Ozzy Removals has been doing this across Australia for over 7 years. Our team goes through proper training not just “here’s a trolley, good luck” but actual training on how to protect your belongings and your home throughout the move. We’re fully insured, we show up when we say we will, and we give you a genuine quote upfront with nothing hidden.

More than 750 customers have moved with us. Over 870 boxes were handled. More than 320 people who’ve told us they’d use us again and did.

If you want to talk through what your move involves and get a real quote, call us on 0410 000 256 or email booking@ozzyremovals.com.au. We’re based in Cloverdale WA and our service moves all across Australia.

Before You Lock Up the Old Place for the Last Time

Clean it properly, or book a bond cleaner if your lease needs one. Return every key, every garage remote, every swipe card. Take those meter readings. Photograph any existing marks or damage so you’re not unfairly blamed for them later.

Update your address with your bank, your licence, Medicare, the ATO, your electoral roll, your kids’ school. It sounds like a lot but it takes less than an hour if you sit down and do it all at once.
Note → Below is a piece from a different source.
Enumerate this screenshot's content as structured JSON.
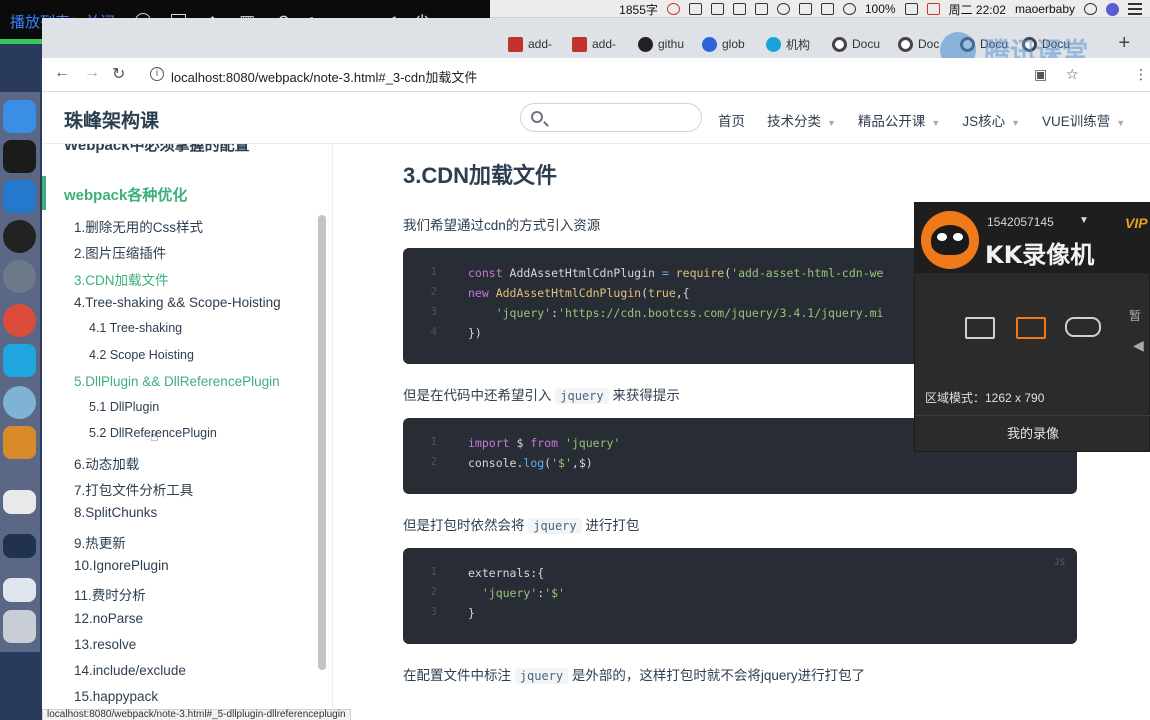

And say goodbye to the place. Even if you hated it. You lived there. That counts for something.

Frequently Asked Questions (FAQs)

How far ahead do I need to book a removalist?

Minimum four weeks. Six is better. End of month, school holidays, long weekends, availability disappears fast during those times. If you’re calling a week before your move date and getting no callbacks, that’s why.

What actually goes in the overnight bag?

Charger, toothbrush, medications, change of clothes, toilet paper, snacks, something hot to drink, your important documents, and bedding for tonight. Everything you need to get through the first night without touching a single box.

My stuff is fragile. How do I pack it without things breaking?

Wrap each piece on its own. Not a group of things together, each piece individually. Heavy things on the bottom, fragile on top. Scrunch up paper to fill the gaps so nothing can move around inside the box. Mark it fragile on multiple sides and actually point out those boxes to whoever is loading the truck.

What if something gets damaged during the move?

If you’re using a properly insured removalist which Ozzy Removals is, you’re covered. Before moving day, photograph anything valuable or delicate. If something gets damaged, flag it immediately, not days later. The sooner it’s raised the easier it is to sort out.

Is it actually worth paying for professional movers?

For a small flat with not much stuff and mates who can help? Maybe you’re right to do it yourself. For a full family home, anything involving stairs, large furniture, or items that can’t be damaged? Yes. Every time. The cost of hiring professionals is almost always less than the cost of fixing what goes wrong without them.